For runtime performance work, prefer evaluating `cargo bench -p ooxmlsdk-test` as a whole. The `packages` and `xml` suites have shown a persistent disagreement on `wordprocessing_document/write/parsed`, so treat that one case as an anomaly rather than as the sole performance signal.

## Known Limitations

- There is no `serde` integration.
- The validator surface is optional and still narrower than the core read/write path.
- Open XML SDK-style `OpenSettings`, full markup compatibility processing modes, and unknown-element DOM APIs are not yet exposed.
- Some schema shapes still map to generated enum-based child collections rather than a fully particle-aware hand-modeled API.
- `to_string()` is just `Display`; prefer the XML-oriented APIs when you care about write performance.

## Changelog

See [CHANGELOG.md](./CHANGELOG.md).

## Data Provenance

`data/` is directly copied from the upstream .NET [Open XML SDK](https://github.com/dotnet/Open-XML-SDK/tree/main/data).

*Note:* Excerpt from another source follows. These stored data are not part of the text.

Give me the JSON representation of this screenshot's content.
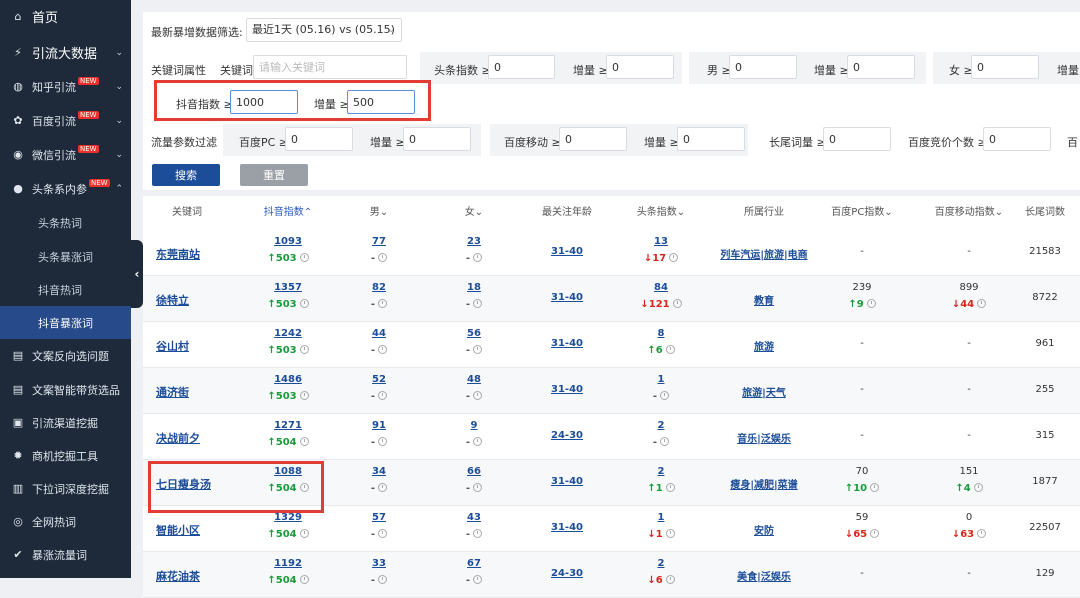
{
  "sidebar": {
    "items": [
      {
        "label": "首页",
        "icon": "home-icon",
        "glyph": "⌂"
      },
      {
        "label": "引流大数据",
        "icon": "pulse-icon",
        "glyph": "⚡"
      },
      {
        "label": "知乎引流",
        "icon": "zhihu-icon",
        "glyph": "◍",
        "badge": "NEW"
      },
      {
        "label": "百度引流",
        "icon": "paw-icon",
        "glyph": "✿",
        "badge": "NEW"
      },
      {
        "label": "微信引流",
        "icon": "wechat-icon",
        "glyph": "◉",
        "badge": "NEW"
      },
      {
        "label": "头条系内参",
        "icon": "chat-icon",
        "glyph": "●",
        "badge": "NEW"
      },
      {
        "label": "头条热词"
      },
      {
        "label": "头条暴涨词"
      },
      {
        "label": "抖音热词"
      },
      {
        "label": "抖音暴涨词"
      },
      {
        "label": "文案反向选问题",
        "icon": "doc-icon",
        "glyph": "▤"
      },
      {
        "label": "文案智能带货选品",
        "icon": "doc-icon",
        "glyph": "▤"
      },
      {
        "label": "引流渠道挖掘",
        "icon": "board-icon",
        "glyph": "▣"
      },
      {
        "label": "商机挖掘工具",
        "icon": "gear-icon",
        "glyph": "✹"
      },
      {
        "label": "下拉词深度挖掘",
        "icon": "dropdown-icon",
        "glyph": "▥"
      },
      {
        "label": "全网热词",
        "icon": "globe-icon",
        "glyph": "◎"
      },
      {
        "label": "暴涨流量词",
        "icon": "check-icon",
        "glyph": "✔"
      }
    ],
    "collapse_glyph": "‹"
  },
  "filters": {
    "date_label": "最新暴增数据筛选:",
    "date_value": "最近1天 (05.16) vs (05.15)",
    "kw_attr_label": "关键词属性",
    "kw_label": "关键词",
    "kw_placeholder": "请输入关键词",
    "toutiao_label": "头条指数 ≥",
    "toutiao_value": "0",
    "inc1_label": "增量 ≥",
    "inc1_value": "0",
    "male_label": "男 ≥",
    "male_value": "0",
    "inc2_label": "增量 ≥",
    "inc2_value": "0",
    "female_label": "女 ≥",
    "female_value": "0",
    "inc3_label": "增量",
    "douyin_label": "抖音指数 ≥",
    "douyin_value": "1000",
    "douyin_inc_label": "增量 ≥",
    "douyin_inc_value": "500",
    "flow_label": "流量参数过滤",
    "baidu_pc_label": "百度PC ≥",
    "baidu_pc_value": "0",
    "inc4_label": "增量 ≥",
    "inc4_value": "0",
    "baidu_mobile_label": "百度移动 ≥",
    "baidu_mobile_value": "0",
    "inc5_label": "增量 ≥",
    "inc5_value": "0",
    "longtail_label": "长尾词量 ≥",
    "longtail_value": "0",
    "bid_label": "百度竞价个数 ≥",
    "bid_value": "0",
    "trailing_label": "百",
    "search_btn": "搜索",
    "reset_btn": "重置"
  },
  "table": {
    "headers": [
      "关键词",
      "抖音指数⌃",
      "男⌄",
      "女⌄",
      "最关注年龄",
      "头条指数⌄",
      "所属行业",
      "百度PC指数⌄",
      "百度移动指数⌄",
      "长尾词数"
    ],
    "rows": [
      {
        "kw": "东莞南站",
        "dy": "1093",
        "dy_d": "↑503",
        "male": "77",
        "male_d": "-",
        "female": "23",
        "female_d": "-",
        "age": "31-40",
        "tt": "13",
        "tt_d": "↓17",
        "ind": "列车汽运|旅游|电商",
        "pc": "-",
        "pc_d": "",
        "mob": "-",
        "mob_d": "",
        "lt": "21583"
      },
      {
        "kw": "徐特立",
        "dy": "1357",
        "dy_d": "↑503",
        "male": "82",
        "male_d": "-",
        "female": "18",
        "female_d": "-",
        "age": "31-40",
        "tt": "84",
        "tt_d": "↓121",
        "ind": "教育",
        "pc": "239",
        "pc_d": "↑9",
        "mob": "899",
        "mob_d": "↓44",
        "lt": "8722"
      },
      {
        "kw": "谷山村",
        "dy": "1242",
        "dy_d": "↑503",
        "male": "44",
        "male_d": "-",
        "female": "56",
        "female_d": "-",
        "age": "31-40",
        "tt": "8",
        "tt_d": "↑6",
        "ind": "旅游",
        "pc": "-",
        "pc_d": "",
        "mob": "-",
        "mob_d": "",
        "lt": "961"
      },
      {
        "kw": "通济街",
        "dy": "1486",
        "dy_d": "↑503",
        "male": "52",
        "male_d": "-",
        "female": "48",
        "female_d": "-",
        "age": "31-40",
        "tt": "1",
        "tt_d": "-",
        "ind": "旅游|天气",
        "pc": "-",
        "pc_d": "",
        "mob": "-",
        "mob_d": "",
        "lt": "255"
      },
      {
        "kw": "决战前夕",
        "dy": "1271",
        "dy_d": "↑504",
        "male": "91",
        "male_d": "-",
        "female": "9",
        "female_d": "-",
        "age": "24-30",
        "tt": "2",
        "tt_d": "-",
        "ind": "音乐|泛娱乐",
        "pc": "-",
        "pc_d": "",
        "mob": "-",
        "mob_d": "",
        "lt": "315"
      },
      {
        "kw": "七日瘦身汤",
        "dy": "1088",
        "dy_d": "↑504",
        "male": "34",
        "male_d": "-",
        "female": "66",
        "female_d": "-",
        "age": "31-40",
        "tt": "2",
        "tt_d": "↑1",
        "ind": "瘦身|减肥|菜谱",
        "pc": "70",
        "pc_d": "↑10",
        "mob": "151",
        "mob_d": "↑4",
        "lt": "1877"
      },
      {
        "kw": "智能小区",
        "dy": "1329",
        "dy_d": "↑504",
        "male": "57",
        "male_d": "-",
        "female": "43",
        "female_d": "-",
        "age": "31-40",
        "tt": "1",
        "tt_d": "↓1",
        "ind": "安防",
        "pc": "59",
        "pc_d": "↓65",
        "mob": "0",
        "mob_d": "↓63",
        "lt": "22507"
      },
      {
        "kw": "麻花油茶",
        "dy": "1192",
        "dy_d": "↑504",
        "male": "33",
        "male_d": "-",
        "female": "67",
        "female_d": "-",
        "age": "24-30",
        "tt": "2",
        "tt_d": "↓6",
        "ind": "美食|泛娱乐",
        "pc": "-",
        "pc_d": "",
        "mob": "-",
        "mob_d": "",
        "lt": "129"
      }
    ]
  },
  "colors": {
    "sidebar_bg": "#1e2a3a",
    "active": "#274a8a",
    "link": "#1c4d99",
    "up": "#1a9a3b",
    "down": "#d9261c",
    "highlight": "#e33b35"
  }
}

`sdk_data/` is generated from the upstream .NET [Open XML SDK](https://github.com/dotnet/Open-XML-SDK/tree/main/data), and `schemas/OpenPackagingConventions-XMLSchema/` contains package schema inputs derived from the Open Packaging Conventions XSDs. Review upstream licensing before redistributing refreshed snapshots.

## License

MIT OR Apache-2.0